My question is about the part of proof of the theorem 1 section 2.2.1 of the evans pde(p24):
The only thing that I don't understand is the inequality: $$\int_{B(0, \varepsilon)} \Phi(y) \Delta_{x} f(x-y) d y\leq C\left\|D^{2} f\right\|_{L^{\infty}\left(\mathbb{R}^{n}\right)} \int_{B(0, \varepsilon)}|\Phi(y)| d y \leq\left\{\begin{array}{ll} C \varepsilon^{2}|\log \varepsilon| & (n=2) \\ C \varepsilon^{2} & (n \geq 3) \end{array}\right.$$
$$ f \in C_{\mathrm{c}}^{2}\left(\mathbb{R}^{n}\right),\Phi(x):=\left\{\begin{array}{ll} -\frac{1}{2 \pi} \log |x| & (n=2) \\ \frac{1}{n(n-2) \alpha(n)} \frac{1}{|x|^{n-2}} & (n \geq 3) \end{array}\right.$$
I don't understand the meaning of $C$,it may be connected with the inequality in p22: $$|D \Phi(x)| \leq \frac{C}{|x|^{n-1}},\left|D^{2} \Phi(x)\right| \leq \frac{C}{|x|^{n}} \quad(x \neq 0)$$ Someone can help me to prove detailedly that inequality ?
Thanks in advance.
Probably, the problem is the notation. In Evans book, $$\|D^2f\|_\infty=\||D^2f|\|_\infty=\left\|\left(\sum_{i,j=1}^n |f_{x_ix_j}|^2\right)^{1/2}\right\|_\infty.$$ Then, we have to obtain right-hand side from the absolute value of the Laplacian.
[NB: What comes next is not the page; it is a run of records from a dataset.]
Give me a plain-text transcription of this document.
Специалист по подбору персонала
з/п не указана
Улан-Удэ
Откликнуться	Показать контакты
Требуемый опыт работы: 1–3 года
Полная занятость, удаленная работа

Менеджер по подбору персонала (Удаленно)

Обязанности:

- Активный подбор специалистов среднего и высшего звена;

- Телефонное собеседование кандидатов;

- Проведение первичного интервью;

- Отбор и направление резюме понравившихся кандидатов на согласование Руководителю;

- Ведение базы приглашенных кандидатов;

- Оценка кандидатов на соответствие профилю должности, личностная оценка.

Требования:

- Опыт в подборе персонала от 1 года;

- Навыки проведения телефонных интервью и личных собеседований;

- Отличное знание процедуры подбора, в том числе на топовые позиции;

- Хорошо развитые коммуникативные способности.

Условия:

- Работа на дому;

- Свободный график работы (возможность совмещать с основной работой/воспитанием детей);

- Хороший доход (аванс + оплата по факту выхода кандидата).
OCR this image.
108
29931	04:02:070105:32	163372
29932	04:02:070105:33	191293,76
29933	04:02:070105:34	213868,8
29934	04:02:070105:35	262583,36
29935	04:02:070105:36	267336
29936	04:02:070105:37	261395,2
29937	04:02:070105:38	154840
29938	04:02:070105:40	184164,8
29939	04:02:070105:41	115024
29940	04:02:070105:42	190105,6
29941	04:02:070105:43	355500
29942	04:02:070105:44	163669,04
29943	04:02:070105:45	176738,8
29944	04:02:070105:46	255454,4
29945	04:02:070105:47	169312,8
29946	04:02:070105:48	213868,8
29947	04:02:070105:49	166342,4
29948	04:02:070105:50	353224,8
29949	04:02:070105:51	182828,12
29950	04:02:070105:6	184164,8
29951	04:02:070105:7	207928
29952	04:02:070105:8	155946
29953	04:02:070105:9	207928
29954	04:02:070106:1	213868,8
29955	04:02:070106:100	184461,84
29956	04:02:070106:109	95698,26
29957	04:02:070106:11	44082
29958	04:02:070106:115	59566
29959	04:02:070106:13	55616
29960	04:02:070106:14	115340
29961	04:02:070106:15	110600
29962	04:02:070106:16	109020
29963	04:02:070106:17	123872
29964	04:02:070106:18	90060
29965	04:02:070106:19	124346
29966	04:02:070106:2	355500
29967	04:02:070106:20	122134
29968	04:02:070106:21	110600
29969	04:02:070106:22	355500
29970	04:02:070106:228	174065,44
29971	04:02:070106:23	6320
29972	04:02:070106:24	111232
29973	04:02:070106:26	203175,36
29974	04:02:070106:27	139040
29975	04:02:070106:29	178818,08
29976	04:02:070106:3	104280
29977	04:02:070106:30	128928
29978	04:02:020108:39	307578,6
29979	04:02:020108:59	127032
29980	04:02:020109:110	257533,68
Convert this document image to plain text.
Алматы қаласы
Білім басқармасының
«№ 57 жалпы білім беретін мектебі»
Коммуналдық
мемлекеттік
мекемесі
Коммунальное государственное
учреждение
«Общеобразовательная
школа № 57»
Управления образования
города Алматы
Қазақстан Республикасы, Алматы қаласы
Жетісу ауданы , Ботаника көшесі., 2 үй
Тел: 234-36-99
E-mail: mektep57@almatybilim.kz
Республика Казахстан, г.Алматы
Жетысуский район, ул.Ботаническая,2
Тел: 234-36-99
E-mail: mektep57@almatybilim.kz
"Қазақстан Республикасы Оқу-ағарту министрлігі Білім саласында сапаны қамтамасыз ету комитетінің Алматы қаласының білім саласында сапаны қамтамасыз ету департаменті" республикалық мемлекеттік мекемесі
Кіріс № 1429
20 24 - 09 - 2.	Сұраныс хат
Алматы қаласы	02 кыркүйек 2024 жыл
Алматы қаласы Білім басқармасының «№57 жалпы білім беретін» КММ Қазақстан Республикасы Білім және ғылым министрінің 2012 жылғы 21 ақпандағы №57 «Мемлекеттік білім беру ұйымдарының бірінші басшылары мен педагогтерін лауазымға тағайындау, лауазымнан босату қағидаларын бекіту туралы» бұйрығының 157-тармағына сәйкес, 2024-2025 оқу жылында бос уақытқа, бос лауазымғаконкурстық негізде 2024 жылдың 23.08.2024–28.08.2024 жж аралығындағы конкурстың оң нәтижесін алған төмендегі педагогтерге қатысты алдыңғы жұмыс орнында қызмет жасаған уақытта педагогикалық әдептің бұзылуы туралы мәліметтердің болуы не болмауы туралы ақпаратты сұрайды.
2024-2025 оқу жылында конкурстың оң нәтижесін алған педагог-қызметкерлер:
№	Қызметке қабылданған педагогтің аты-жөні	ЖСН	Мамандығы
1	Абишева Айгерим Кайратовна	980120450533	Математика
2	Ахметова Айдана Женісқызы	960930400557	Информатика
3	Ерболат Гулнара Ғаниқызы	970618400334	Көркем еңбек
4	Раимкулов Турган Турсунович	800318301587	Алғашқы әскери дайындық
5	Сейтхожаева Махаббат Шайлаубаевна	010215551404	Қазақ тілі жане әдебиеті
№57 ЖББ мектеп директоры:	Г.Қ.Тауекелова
The constant $C$ comes from the equivalence of norms on $\mathbb R^n$:
Since the $L^1$-norm defined by $$\|(v_1,...,v_n)\|_1=|v_1|+\cdots +|v_n|$$ is equivalent to the Euclidean norm defined by $$\|(v_1,...,v_n)\|=(|v_1|^2+\cdots +|v_n|^2)^{1/2},$$ there exists a constant $C>0$ such that $$\begin{align*} |\Delta_x f|&=|f_{x_1x_1}+\cdots +f_{x_nx_n}|\\ &\leq |f_{x_1x_1}|+\cdots +|f_{x_nx_n}|\\ &\leq C (|f_{x_1x_1}|^2+\cdots +|f_{x_nx_n}|^2)^{1/2}\\ &\leq C \left(\sum_{i,j=1}^n|f_{x_ix_j}|^2\right)^{1/2}\\ &=C|D^2 f| \end{align*}$$ and thus $$\||\Delta_x f|\|_{\infty}\leq \|C|D^2 f|\|_{\infty}=C\|D^2 f\|_{\infty}.$$ It follows that ( by the Hölder's Inequality ) $$\begin{align*} \int_{B(0, \varepsilon)} \Phi(y) \Delta_{x} f(x-y)\; d y&\leq \||\Delta_{x} f|\|_{\infty} \int_{B(0, \varepsilon)} |\Phi(y)| \;dy\\ &\leq C\|D^2 f\|_{\infty} \int_{B(0, \varepsilon)} |\Phi(y)| \;dy. \end{align*}$$